Ricardo Bak Gordon: "Muitas vezes não é de dinheiro que se está a falar, mas da dinâmica para fazer chegar [a arquitectura portuguesa] aos lugares certos e nas horas certas."

Inês Lobo: "O grande promotor da arquitectura portuguesa é o Siza. E não é ninguém a promovê-lo. É ele próprio."

Ricardo Carvalho: "O Estado português não se pode dar ao luxo de não promover a arquitectura portuguesa. O preço é demasiado elevado."

Manuel Aires Mateus: "Há uma estratégia? Não. E isso não custa dinheiro. Não há dinheiro e por isso não vale a pena pensar no assunto? Isso é a demissão total. O Estado demitiu-se da promoção da arquitectura."

Paulo David: "Há uma fuga de jovens arquitectos com qualidade, que não encontram lugar no país."

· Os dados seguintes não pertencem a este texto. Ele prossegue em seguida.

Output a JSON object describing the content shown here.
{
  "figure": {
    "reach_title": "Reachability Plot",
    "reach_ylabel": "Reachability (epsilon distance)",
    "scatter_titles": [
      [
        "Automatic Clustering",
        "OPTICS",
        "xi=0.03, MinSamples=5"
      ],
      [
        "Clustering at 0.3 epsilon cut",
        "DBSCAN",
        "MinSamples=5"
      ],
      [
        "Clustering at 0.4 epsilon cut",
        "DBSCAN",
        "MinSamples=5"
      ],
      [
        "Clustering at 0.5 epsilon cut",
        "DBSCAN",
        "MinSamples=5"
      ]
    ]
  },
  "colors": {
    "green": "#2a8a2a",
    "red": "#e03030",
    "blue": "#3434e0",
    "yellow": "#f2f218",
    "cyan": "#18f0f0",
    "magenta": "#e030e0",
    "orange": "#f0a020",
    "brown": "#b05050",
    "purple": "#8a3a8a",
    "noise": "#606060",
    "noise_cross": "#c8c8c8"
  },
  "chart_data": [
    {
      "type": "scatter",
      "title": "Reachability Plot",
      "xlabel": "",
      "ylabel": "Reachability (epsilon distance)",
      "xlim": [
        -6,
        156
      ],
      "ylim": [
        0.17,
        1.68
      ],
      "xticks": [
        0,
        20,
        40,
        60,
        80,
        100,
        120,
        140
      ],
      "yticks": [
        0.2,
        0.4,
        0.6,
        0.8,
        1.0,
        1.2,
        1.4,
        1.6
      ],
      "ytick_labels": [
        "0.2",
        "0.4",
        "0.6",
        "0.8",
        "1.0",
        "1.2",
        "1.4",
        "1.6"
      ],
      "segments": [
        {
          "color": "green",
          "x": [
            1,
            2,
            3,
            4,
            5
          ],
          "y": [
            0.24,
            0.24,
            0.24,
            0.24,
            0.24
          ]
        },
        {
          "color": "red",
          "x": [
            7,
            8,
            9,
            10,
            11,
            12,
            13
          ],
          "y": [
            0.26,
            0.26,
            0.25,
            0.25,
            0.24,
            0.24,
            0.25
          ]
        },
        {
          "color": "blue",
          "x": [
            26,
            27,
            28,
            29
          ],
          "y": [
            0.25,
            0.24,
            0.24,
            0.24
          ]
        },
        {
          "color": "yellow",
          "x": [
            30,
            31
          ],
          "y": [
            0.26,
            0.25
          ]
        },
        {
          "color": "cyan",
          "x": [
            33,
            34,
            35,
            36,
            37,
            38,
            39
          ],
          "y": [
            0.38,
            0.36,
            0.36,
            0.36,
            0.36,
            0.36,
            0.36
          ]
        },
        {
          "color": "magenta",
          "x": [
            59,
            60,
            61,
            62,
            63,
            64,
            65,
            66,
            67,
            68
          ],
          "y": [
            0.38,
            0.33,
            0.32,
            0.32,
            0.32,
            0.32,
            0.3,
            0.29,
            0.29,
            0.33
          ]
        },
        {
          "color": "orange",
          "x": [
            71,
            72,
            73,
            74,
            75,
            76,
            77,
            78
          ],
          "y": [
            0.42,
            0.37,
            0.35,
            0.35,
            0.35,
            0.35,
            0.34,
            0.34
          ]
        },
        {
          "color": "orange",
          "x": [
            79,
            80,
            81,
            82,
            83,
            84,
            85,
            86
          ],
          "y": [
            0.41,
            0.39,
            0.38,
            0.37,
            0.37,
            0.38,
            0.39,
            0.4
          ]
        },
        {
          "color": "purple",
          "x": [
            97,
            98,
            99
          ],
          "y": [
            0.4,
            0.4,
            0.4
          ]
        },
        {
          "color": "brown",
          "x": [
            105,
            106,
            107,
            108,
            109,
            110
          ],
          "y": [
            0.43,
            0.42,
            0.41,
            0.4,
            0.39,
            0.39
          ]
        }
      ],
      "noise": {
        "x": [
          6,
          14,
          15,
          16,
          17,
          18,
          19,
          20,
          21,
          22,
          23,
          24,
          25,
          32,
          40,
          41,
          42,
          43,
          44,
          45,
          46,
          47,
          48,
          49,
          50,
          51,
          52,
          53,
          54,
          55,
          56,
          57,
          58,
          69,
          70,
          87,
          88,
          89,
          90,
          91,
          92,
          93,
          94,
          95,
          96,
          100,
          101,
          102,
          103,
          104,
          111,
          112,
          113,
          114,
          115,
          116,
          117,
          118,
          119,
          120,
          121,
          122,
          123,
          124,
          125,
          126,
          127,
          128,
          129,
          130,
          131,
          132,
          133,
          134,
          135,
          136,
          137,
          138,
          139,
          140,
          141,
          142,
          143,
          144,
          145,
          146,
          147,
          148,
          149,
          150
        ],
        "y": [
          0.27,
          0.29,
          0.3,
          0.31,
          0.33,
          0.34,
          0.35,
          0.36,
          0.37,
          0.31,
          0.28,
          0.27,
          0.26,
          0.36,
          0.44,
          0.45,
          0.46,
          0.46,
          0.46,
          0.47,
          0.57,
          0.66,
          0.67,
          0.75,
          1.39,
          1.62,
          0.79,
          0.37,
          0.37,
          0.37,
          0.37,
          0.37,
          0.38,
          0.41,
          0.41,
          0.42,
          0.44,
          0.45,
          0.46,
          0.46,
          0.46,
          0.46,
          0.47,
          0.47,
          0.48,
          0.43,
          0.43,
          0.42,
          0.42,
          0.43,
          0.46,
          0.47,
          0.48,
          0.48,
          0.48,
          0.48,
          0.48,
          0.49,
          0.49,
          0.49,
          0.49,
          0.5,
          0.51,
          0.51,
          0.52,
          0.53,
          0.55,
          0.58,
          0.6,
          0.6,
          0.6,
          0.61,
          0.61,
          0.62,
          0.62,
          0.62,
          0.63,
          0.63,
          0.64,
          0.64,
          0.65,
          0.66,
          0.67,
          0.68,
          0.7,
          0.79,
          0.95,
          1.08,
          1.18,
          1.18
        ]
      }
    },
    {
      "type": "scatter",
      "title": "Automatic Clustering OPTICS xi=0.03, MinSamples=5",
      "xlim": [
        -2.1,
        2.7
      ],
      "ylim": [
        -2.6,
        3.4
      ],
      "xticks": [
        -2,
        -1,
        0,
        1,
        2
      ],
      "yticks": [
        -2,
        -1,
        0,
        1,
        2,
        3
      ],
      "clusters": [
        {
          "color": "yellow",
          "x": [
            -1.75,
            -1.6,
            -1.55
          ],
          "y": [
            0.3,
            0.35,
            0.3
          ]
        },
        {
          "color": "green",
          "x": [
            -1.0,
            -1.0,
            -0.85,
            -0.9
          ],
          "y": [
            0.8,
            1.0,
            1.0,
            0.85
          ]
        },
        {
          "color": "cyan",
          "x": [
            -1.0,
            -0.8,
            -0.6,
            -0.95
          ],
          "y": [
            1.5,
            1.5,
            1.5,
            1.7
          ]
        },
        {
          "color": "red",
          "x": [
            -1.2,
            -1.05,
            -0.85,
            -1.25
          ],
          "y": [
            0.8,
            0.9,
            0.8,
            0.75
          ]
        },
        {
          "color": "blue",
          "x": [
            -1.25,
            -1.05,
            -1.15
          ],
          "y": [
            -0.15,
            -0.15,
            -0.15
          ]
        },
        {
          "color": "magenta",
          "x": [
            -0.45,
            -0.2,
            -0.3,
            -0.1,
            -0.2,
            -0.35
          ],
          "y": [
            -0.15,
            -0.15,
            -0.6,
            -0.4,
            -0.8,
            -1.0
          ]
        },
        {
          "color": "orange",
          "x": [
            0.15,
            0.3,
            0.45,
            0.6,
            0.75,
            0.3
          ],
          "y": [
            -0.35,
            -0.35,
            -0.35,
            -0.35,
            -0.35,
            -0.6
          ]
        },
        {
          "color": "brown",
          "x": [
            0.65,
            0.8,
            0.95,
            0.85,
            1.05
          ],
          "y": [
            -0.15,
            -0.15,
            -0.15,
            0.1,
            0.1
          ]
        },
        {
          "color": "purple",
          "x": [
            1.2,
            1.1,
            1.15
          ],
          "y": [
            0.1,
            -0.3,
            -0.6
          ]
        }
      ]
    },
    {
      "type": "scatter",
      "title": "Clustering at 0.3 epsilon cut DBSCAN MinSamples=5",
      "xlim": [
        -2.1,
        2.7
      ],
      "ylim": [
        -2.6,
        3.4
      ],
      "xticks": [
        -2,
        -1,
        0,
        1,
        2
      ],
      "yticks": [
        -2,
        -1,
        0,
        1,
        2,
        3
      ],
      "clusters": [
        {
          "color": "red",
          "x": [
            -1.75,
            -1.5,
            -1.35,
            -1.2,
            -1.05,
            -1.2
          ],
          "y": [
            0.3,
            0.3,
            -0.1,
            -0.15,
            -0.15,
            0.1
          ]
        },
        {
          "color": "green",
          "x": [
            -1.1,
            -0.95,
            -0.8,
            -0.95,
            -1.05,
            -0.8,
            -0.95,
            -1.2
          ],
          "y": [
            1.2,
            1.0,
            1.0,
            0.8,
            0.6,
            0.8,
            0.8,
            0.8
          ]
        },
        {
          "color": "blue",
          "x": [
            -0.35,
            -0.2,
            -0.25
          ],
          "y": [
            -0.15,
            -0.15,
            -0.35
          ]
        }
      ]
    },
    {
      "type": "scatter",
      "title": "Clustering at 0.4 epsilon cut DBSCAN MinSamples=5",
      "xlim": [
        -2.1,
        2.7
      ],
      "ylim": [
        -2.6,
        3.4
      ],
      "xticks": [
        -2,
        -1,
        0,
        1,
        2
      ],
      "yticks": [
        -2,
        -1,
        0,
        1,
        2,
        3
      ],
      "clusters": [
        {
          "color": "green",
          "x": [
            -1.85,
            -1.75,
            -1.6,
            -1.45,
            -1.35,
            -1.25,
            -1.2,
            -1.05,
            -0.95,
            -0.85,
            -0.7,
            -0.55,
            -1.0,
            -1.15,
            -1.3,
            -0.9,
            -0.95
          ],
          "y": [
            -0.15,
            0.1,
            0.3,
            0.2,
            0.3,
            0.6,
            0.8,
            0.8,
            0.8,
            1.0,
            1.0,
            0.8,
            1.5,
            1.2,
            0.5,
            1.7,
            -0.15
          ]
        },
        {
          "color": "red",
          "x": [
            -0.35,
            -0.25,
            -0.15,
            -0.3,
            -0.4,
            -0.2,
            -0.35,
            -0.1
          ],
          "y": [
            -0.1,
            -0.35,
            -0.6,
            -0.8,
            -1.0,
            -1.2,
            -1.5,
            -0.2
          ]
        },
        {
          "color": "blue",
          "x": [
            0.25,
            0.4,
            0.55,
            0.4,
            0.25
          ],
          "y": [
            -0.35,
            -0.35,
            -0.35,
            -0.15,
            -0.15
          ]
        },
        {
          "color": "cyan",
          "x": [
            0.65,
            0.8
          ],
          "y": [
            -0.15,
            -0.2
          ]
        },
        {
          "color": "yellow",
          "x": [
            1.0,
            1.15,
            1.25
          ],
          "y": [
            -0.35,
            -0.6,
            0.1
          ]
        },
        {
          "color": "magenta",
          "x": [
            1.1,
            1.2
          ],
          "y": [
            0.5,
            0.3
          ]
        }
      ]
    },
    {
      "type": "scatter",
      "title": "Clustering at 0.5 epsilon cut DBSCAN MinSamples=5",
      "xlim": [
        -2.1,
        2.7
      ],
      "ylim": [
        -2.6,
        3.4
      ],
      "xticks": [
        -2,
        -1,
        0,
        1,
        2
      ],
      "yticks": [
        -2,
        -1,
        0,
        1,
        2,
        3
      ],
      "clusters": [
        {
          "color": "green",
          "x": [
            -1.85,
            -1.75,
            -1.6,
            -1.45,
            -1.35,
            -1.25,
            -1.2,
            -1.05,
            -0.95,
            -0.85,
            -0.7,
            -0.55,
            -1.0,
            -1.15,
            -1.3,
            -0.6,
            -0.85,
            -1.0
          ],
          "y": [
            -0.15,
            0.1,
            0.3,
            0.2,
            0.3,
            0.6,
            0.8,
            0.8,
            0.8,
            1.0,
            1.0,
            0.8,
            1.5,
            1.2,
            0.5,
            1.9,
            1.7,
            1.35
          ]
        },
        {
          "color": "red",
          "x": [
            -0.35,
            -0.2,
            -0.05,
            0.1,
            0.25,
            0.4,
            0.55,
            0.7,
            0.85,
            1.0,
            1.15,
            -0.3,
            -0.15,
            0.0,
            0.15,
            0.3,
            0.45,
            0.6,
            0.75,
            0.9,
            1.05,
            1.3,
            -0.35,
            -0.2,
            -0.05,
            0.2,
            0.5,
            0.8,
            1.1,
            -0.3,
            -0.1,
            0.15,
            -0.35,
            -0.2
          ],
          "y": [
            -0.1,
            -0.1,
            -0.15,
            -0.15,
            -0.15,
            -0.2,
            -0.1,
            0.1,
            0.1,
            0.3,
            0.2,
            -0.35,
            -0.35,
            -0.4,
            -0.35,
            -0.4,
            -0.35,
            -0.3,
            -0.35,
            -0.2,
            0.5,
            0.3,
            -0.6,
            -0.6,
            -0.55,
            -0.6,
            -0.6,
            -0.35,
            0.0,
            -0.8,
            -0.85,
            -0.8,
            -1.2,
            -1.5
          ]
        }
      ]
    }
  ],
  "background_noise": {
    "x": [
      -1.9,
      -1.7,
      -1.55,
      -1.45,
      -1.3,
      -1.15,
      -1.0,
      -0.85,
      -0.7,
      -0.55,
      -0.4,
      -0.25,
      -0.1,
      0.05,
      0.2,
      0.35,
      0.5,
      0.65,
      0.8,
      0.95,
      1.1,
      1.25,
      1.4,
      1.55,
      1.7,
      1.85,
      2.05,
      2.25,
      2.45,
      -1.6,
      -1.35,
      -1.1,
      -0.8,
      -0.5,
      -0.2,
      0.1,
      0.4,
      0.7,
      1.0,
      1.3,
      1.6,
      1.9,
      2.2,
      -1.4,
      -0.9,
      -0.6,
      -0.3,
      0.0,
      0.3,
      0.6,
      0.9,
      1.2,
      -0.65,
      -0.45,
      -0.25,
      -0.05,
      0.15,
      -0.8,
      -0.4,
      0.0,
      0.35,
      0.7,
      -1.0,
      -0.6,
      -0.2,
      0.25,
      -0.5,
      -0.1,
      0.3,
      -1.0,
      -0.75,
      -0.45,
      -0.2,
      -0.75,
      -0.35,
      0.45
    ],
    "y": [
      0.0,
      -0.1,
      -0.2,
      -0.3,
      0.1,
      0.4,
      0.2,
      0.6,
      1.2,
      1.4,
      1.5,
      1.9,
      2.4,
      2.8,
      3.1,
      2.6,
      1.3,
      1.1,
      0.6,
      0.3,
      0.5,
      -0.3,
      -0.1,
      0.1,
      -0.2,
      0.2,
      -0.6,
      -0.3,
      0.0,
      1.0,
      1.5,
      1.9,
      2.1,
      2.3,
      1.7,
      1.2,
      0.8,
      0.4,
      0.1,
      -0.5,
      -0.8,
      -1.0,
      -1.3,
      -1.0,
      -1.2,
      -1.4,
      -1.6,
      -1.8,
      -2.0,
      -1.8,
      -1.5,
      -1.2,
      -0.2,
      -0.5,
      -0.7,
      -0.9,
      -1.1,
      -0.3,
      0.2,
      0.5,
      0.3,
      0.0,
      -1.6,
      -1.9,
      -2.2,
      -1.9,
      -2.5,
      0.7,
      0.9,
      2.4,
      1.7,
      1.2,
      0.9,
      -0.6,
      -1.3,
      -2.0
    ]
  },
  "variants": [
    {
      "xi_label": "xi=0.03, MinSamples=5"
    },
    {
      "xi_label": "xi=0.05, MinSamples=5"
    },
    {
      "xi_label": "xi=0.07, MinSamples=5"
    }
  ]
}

João Favila: "Era preciso um maior apoio institucional. Muitos ateliers trabalham numa pequena escala e têm dificuldade em ser operativos no exterior."

Prática ou arte?

Quase todas as conversas começaram com uma referência a dois nomes: Álvaro Siza e Eduardo Souto de Moura, os dois arquitectos portugueses com verdadeira projecção internacional e que fazem despertar a curiosidade dos estrangeiros e levá-los a querer conhecer melhor o trabalho de outros arquitectos portugueses.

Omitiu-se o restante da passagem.